Does $\lim_{n\rightarrow\infty} (\frac{1}{n+a} + \frac{1}{n+2a} + \cdots + \frac{1}{n+na}) $ converge?

Question

I want to check whether $\lim_{n\rightarrow\infty} (\frac{1}{n+a} + \frac{1}{n+2a} + \cdots + \frac{1}{n+na}) $ converges or not. (a is a positive constant number.) If it converges, how to find the value it converges?
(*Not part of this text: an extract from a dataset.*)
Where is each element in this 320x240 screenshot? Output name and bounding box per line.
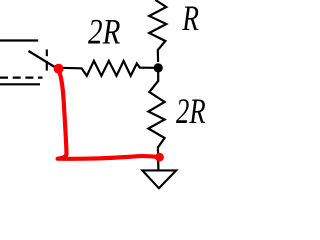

And if not, why?

Answer 1

Notice that we have a Riemann sum

$$\sum_{k=1}^n \frac{1}{n + ak} = \frac{1}{n} \sum_{k=1}^n \frac{1}{1 + a(k/n)}\to \int_0^1 \frac{dx}{1 + ax} = \frac{1}{a} \log(1+a)$$

Answer 2

This is the limit of a Riemann sum: $$\lim_{n\rightarrow\infty} (\frac{1}{n+a} + \frac{1}{n+2a} + \cdots + \frac{1}{n+na})=\frac{1}{a}\lim_{n\rightarrow\infty}\frac{a}{n}\sum_{k=1}^n\frac{1}{1+\frac{ka}{n}}\\=\frac{1}{a}\int_0^a\frac{dx}{1+x}=\frac{\ln(a+1)}{a}.$$

Answer 3

Since $$ \sum_{k=1}^n\frac1k=\gamma+\log(n)+O\!\left(\frac1n\right) $$ we get $$ \begin{align} \lim_{n\to\infty}\sum_{k=1}^n\frac1{n+ka} &=\lim_{n\to\infty}\frac1a\sum_{k=1}^n\frac1{\frac na+k}\\ &=\frac1a\lim_{n\to\infty}\sum_{k=\frac na+1}^{\frac na+n}\frac1k\\ &=\lim_{n\to\infty}\frac1a\left[\log\left(\frac{\frac na+n}{\frac na}\right)+O\!\left(\frac1n\right)\right]\\[9pt] &=\frac1a\log(a+1) \end{align} $$

Answer 4

$\frac{1}{n+a}+\dots+\frac{1}{n+an} = (\frac{1}{1}+\frac{1}{2}+\dots+\frac{1}{n+na})-(\frac{1}{1}+\frac{1}{2}+\dots+\frac{1}{n+a-1})$

$= \log(n+na)-\log(n+a-1)+o(1) = \log(\frac{n(a+1)}{n+a-1})+o(1)$, so the limit as $n \to \infty$ is $\log(a+1)$, since $\log$ is continuous.

Answer 5

Subtracting out $1$ as $1/n$ from each term leaves $\sum_{k=1}^n\frac{-ka}{n(n+ka)}$. Cancelling the $-a$ factor gives a positive sum bounded above by $\sum_k\frac{k}{n^2}=\frac{1}{2}+o(1)$, so yes, the original limit converges.